Ада Мухина, Ольга Тараканова, Дарья Юрийчук

Locker room talk, Центр им. Вс. Мейерхольда, Москва

Создательницы спектакля Locker Room Talk: Ада Мухина — режиссер, Дарья Юрийчук — хореограф, Ольга Тараканова — драматург

Расскажите, когда и как каждая из вас пришла к феминизму?
Ольга Тараканова: Будем по старшинству?
Дарья Юрийчук: Или наоборот. Я не помню, если честно.
О: Я хорошо помню. У меня с детства супер-критическое отношение к гендерным ролям. Связано оно с тем, о чем я говорю внутри спектакля: у меня нет ощущения, что я попала в свой гендер, когда родилась. Ну и, соответственно, к тому, что принято для девочек, всегда у меня было такое отношение: «А почему я должна соответствовать этому?». При этом феминизм как лейбл долгое время у меня вызывал желание отстраниться, пока я жила в Волгограде — это 18 лет. Отношение поменялось в 2018 году, когда я посмотрела спектакль «Абьюз» в ЦИМе, собственно, выпущенный два года назад в той же резиденции Black Box (что и наш — прим. ред.). Мы после него подружились с Наташей Зайцевой — драматургом и long-term феминисткой. Она имела отношение к Московской феминистской группе, которая активно работала в поле феминистского активного искусства в 2010-х годах. Она смогла объяснить мне феминизм как интерсекциональный феминизм, который рассматривает угнетение по разным критериям и пересечение этих критериев. Есть возраст, раса, гендер, физические особенности. Когда ты «загоняешь» всё это про себя в матрицу, ты понимаешь, что у тебя вот такая стартовая позиция, у тебя вот такое количество привилегий. Например, если у тебя женский гендер, тебе 19 лет и ты ещё и не белая, то действовать в несколько раз сложнее, чем белому взрослому мужчине. Так вот, после этого я ещё какое-то время не называла себя феминисткой, а говорила, что у меня феминистские взгляды. Почему? Я думала, что если называть себя феминисткой, то нужно соответствовать большому количеству критериев, знать вот это, это… что именно знать, я не знала. Потом мне объяснили, что этого не требуется. Можно просто взять, назвать себя — и так будет.

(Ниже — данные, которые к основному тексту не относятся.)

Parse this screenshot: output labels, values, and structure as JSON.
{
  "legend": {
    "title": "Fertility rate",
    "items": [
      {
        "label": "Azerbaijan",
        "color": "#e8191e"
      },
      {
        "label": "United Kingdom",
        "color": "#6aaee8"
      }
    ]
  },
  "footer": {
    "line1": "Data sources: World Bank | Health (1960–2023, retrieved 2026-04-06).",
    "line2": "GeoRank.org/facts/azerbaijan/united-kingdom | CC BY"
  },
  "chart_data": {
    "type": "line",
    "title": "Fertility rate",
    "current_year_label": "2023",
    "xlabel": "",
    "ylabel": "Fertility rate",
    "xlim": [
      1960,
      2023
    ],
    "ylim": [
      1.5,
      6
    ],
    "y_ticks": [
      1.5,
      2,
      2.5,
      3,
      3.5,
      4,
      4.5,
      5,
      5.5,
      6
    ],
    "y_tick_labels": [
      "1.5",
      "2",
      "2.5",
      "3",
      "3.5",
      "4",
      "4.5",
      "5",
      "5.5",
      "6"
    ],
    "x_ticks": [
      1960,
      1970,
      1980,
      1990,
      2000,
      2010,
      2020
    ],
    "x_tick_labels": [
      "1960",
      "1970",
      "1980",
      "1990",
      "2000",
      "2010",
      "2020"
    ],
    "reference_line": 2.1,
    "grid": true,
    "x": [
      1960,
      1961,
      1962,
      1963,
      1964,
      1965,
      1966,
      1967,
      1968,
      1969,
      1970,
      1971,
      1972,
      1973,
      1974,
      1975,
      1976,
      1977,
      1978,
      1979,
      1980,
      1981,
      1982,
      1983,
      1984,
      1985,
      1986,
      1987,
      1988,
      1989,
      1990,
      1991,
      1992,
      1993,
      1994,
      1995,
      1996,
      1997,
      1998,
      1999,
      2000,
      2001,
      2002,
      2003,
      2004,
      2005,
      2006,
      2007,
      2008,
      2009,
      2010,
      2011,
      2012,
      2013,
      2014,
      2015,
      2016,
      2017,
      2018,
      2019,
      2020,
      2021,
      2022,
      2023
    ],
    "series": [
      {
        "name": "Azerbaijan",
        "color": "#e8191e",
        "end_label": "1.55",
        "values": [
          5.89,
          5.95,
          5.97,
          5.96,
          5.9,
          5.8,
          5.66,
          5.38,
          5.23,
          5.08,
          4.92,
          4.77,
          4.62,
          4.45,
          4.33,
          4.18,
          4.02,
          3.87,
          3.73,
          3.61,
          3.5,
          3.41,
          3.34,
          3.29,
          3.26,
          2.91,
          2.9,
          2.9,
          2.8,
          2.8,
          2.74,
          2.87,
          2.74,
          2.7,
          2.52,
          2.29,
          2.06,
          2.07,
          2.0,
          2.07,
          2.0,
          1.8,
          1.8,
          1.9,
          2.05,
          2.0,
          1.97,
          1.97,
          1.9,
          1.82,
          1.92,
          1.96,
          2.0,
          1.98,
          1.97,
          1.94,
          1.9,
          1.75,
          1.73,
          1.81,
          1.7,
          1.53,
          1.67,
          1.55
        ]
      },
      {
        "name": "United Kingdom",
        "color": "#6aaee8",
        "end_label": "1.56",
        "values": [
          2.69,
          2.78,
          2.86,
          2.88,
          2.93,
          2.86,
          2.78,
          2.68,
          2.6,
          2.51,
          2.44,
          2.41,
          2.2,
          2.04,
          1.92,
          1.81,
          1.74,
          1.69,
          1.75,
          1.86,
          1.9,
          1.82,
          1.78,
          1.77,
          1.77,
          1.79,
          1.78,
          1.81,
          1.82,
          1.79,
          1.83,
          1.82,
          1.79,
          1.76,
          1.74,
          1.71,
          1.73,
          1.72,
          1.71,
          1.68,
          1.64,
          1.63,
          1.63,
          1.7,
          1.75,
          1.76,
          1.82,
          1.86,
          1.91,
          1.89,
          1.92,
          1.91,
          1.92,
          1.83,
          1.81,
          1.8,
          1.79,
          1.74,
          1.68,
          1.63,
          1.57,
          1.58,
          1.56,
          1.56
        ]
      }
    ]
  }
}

Когда мы стали делать спектакль, я уже называла себя феминисткой. Но работая с пьесой, мы стали практиковать внимание к микроугнетениям и выяснилось, что сексизма вокруг намного больше, чем я думала.
Д: Я вспомнила! Я в 2011 году стала называть себя феминисткой. Я слушала группу CocoRosie и у них был проект Future Feminism. Еще Мы с моей лучшей подругой ходили на фильм, W.A.R. — women art revolution, про феминистское искусство. Моя подруга говорила :«Они вообще, они тупые», а я говорила: «Нет, они молодцы». Потом мы узнали девушек из  Московской феминисткой группы —  Мику Плутицкую и Марину Винник. Они делали проект «Кухня» и мы случайно туда попали. Так что феминизм начался (и продолжается) для меня со знакомств и  дружбы с феминистскими активистками и художницами. Это очень важные поддерживающие связи.
О: Благодаря вечеру с Мариной Винник и Наташей Зайцевой в Лейпциге я начала использовать феминитивы. Я услышала, как люди очень естественно и органично, общаясь друг с другом, произносят их, как будто так и надо. Я поняла, что так можно.
Ада Мухина: Я думаю, что всегда была феминисткой, просто не употребляла это слово по отношению к себе. Я воспитывалась в семье, в которой сильные женщины в 1990-е «вытащили» на себе детей , когда мужчины не могли (или не хотели) найти работу.. Моя мама — вообще амазонка. Я тоже относила себя к сильным женщинам, и мне всегда нравились в книжках активные, целеустремленные, независимые  героини. Я не хотела быть музой, я хотела сама быть творцом. Но конфликт с реальностью возник в тот момент, когда я начала задумываться  о построении отношений (я — гетеросексуальная женщина). Вот есть я — умная, красивая, волевая, я знаю, чего хочу, и есть то, что общество мне рекомендует, чтобы «найти мужчину».  Нужно быть помягче, потише, нужно много слушать, соглашаться, при любых обстоятельствах смотреть на мужчину восторженным взглядом, не спорить, а использовать женскую хитрость. «Мужчина — голова, а женщина — шея. Куда шея повернет, туда голова и смотрит», — говорили нам на полном серьезе учительницы на уроках в старших классах. Иначе никаких отношений у тебя никогда не будет. Мне кажется,  что мой жизненный опыт отношений с мужчинами в личном и профессиональном контексте и привел меня к феминизму, потому что было ощущение, что что-то тут не так. Тем более потому что я всегда хотела быть режиссером (что якобы неженская профессия), но при этом быть в отношениях, иметь семью. Мне казалось это противоречие неразрешимым до тех, пока я не познакомилась в 2015 году с несколькими международными парами из Бразилии, Германии, США, Индии. Я увидела, что можно любить и поддерживать друг друга, вместе строить карьеру и на равных справляться с бытовыми задачами, выражать свои эмоции и честно разговаривать о проблемах, не манипулируя чувствами другого. То есть  это возможно: и женщинам, и мужчинам  жить полноценной жизнью, выражать себя, строить партнерские  отношения, но для этого надо что-то поменять в общественных и личных установках .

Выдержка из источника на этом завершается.